La tristeza es la sensación de desasosiego, vacío, decaimiento y desmotivación


que aparece ante algún tipo de pérdida, fracaso, decepción o (para los más
empáticos), ante el sufrimiento ajeno. Cuando nos invade la tristeza sentimos
auténtico dolor; tanto, que algunas personas incluso la temen. Pero en esta vida,
la tristeza es inevitable. Si nuestra pareja nos abandona o muere alguien a quien
queremos, vamos a sentir una profunda tristeza; no hay otra opción.

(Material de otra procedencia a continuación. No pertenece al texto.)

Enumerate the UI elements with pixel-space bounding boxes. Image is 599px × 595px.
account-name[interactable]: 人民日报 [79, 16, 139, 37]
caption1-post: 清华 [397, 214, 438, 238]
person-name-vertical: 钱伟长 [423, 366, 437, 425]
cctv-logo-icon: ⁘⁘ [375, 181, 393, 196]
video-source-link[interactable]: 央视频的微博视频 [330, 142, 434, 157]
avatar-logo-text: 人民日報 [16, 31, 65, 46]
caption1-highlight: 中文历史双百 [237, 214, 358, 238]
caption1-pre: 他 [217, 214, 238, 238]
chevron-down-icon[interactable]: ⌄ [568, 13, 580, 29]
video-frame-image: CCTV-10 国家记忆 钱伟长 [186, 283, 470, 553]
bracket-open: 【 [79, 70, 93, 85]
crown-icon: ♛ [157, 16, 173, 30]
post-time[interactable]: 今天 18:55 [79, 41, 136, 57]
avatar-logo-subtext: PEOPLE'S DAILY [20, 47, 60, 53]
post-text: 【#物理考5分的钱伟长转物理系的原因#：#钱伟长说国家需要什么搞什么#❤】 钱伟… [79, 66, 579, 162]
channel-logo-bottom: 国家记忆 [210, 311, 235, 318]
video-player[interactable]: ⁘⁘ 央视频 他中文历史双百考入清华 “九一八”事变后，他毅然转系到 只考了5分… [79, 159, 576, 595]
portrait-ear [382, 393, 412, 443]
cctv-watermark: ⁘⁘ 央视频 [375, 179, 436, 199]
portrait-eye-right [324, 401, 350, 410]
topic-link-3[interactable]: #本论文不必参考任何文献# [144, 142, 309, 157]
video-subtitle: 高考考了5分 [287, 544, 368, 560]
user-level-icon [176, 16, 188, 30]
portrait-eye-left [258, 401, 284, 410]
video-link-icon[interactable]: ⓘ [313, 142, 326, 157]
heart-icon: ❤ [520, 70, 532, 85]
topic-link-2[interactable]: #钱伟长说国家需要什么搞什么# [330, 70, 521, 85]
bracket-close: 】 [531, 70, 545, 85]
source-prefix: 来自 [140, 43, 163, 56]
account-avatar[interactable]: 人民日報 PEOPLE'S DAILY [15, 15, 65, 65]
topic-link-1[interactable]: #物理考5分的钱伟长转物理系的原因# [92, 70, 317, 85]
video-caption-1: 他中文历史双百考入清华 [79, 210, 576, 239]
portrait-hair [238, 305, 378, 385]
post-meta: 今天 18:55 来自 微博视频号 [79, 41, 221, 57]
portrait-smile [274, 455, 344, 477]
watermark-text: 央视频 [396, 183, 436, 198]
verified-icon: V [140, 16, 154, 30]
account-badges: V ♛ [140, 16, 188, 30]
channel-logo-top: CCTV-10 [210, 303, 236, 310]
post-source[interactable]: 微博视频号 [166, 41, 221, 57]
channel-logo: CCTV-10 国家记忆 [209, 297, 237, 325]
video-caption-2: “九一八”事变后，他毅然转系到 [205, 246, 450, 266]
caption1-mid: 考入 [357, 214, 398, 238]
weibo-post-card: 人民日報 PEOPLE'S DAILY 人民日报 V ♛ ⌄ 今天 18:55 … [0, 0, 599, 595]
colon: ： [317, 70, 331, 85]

Siempre lo digo, todas las emociones cumplen su función en esta vida. La tristeza
nos sumergirá en un refugio para la reflexión; nos envolverá en un estado de
recogimiento con la finalidad de permitirnos elaborar la pérdida o fracaso y
realizar los ajustes necesarios para el cambio que pueda suponer (Goleman,
1996). En la medida en que esa situación se solucione, o nos adaptemos a ella, la
tristeza irá cediendo su paso a otras emociones e iremos cerrando nuestro
proceso. Y es que sentirnos tristes ante sucesos tristes es normal y necesario. Muy
necesario

Pero la depresión es otra cosa. Si la tristeza supone un retiro necesario, la


depresión paraliza nuestra vida. Cuando la tristeza permanece durante
demasiado tiempo, corremos el riesgo de envenenarnos con ella. Con la
depresión, todo nuestro mundo se oscurece, no hay espacio para el crecimiento;
realmente, caemos en un pozo. La apatía y la falta de energía irán en aumento,
hasta que lleguemos a un punto en el que ya no sepamos qué era lo que nos
hacía felices; perdemos las fuerzas para salir de ese pozo, nos rendimos. El
aislamiento hará que nuestra única compañera sea esa tristeza tóxica que ya no
está para ayudarnos, sino para ahogarnos.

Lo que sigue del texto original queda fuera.